You don’t want the flag to continue breaking down. It could potentially enter a double flag pattern, and you start losing even more money. This is why ensuring a stop-loss is set up is so important. In this eventuality, your losses would be managed more efficiently.


Even if you become an expert at reading flag patterns, even if it is both bull and bear flags, there are times when the trade will be unsuccessful. That isn’t to say these strategies we have discussed today are wasteful; far from it. There is no damage you can cause by mitigating risk properly with genuine strategies and having the ability to identify bear flag patterns correctly. If you’re trading by identifying bull flag, bear flag or any other flag, managing risk is the ideal strategy to use as a starting point.

Even when a flag pattern forms for all to see, this does not mean it will follow the predicted trajectory. Whilst this can apply to all markets, some markets are far more susceptible to wild price swings. This includes emerging stock markets and other emerging markets, such as the cryptocurrency market. It is not uncommon to see some cryptocurrencies fluctuate within the 15-20% range within a 24-hour period. When a market of this level of volatility starts to move like this, bear/bull flags will appear in quite a quick fashion but can disappear just as quickly. 

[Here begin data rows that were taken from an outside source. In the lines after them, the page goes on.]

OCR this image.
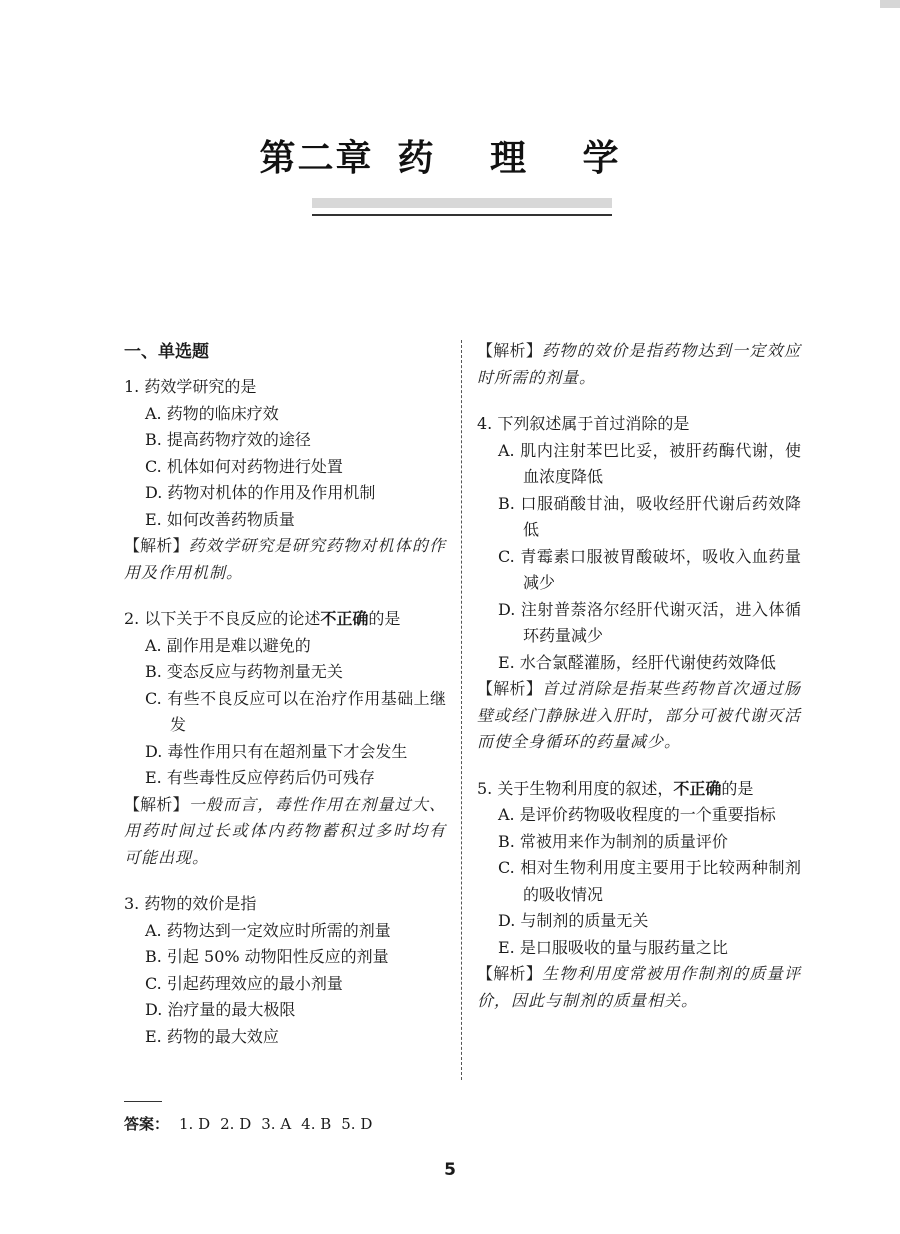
第二章 药 理 学
一、单选题
1. 药效学研究的是
A. 药物的临床疗效
B. 提高药物疗效的途径
C. 机体如何对药物进行处置
D. 药物对机体的作用及作用机制
E. 如何改善药物质量
【解析】药效学研究是研究药物对机体的作用及作用机制。
2. 以下关于不良反应的论述不正确的是
A. 副作用是难以避免的
B. 变态反应与药物剂量无关
C. 有些不良反应可以在治疗作用基础上继发
D. 毒性作用只有在超剂量下才会发生
E. 有些毒性反应停药后仍可残存
【解析】一般而言，毒性作用在剂量过大、用药时间过长或体内药物蓄积过多时均有可能出现。
3. 药物的效价是指
A. 药物达到一定效应时所需的剂量
B. 引起 50% 动物阳性反应的剂量
C. 引起药理效应的最小剂量
D. 治疗量的最大极限
E. 药物的最大效应
【解析】药物的效价是指药物达到一定效应时所需的剂量。
4. 下列叙述属于首过消除的是
A. 肌内注射苯巴比妥，被肝药酶代谢，使血浓度降低
B. 口服硝酸甘油，吸收经肝代谢后药效降低
C. 青霉素口服被胃酸破坏，吸收入血药量减少
D. 注射普萘洛尔经肝代谢灭活，进入体循环药量减少
E. 水合氯醛灌肠，经肝代谢使药效降低
【解析】首过消除是指某些药物首次通过肠壁或经门静脉进入肝时，部分可被代谢灭活而使全身循环的药量减少。
5. 关于生物利用度的叙述，不正确的是
A. 是评价药物吸收程度的一个重要指标
B. 常被用来作为制剂的质量评价
C. 相对生物利用度主要用于比较两种制剂的吸收情况
D. 与制剂的质量无关
E. 是口服吸收的量与服药量之比
【解析】生物利用度常被用作制剂的质量评价，因此与制剂的质量相关。
答案： 1. D 2. D 3. A 4. B 5. D
5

Bear flag vs bull flag are two of the most popular forms of technical analysis you can use to benefit your trading strategy. Not only have they proven to be effective for traders in the past, but they are easy to learn how to spot and can help you enter and exit a trade more safely, effectively, and efficiently. Any other technical analysis you undertake is best over a mid to long-term period as opposed to short-term strategies, which vary and carry more risk. If you’re looking to start your trading journey, these two types of chart analysis are effective tools to start you on your way.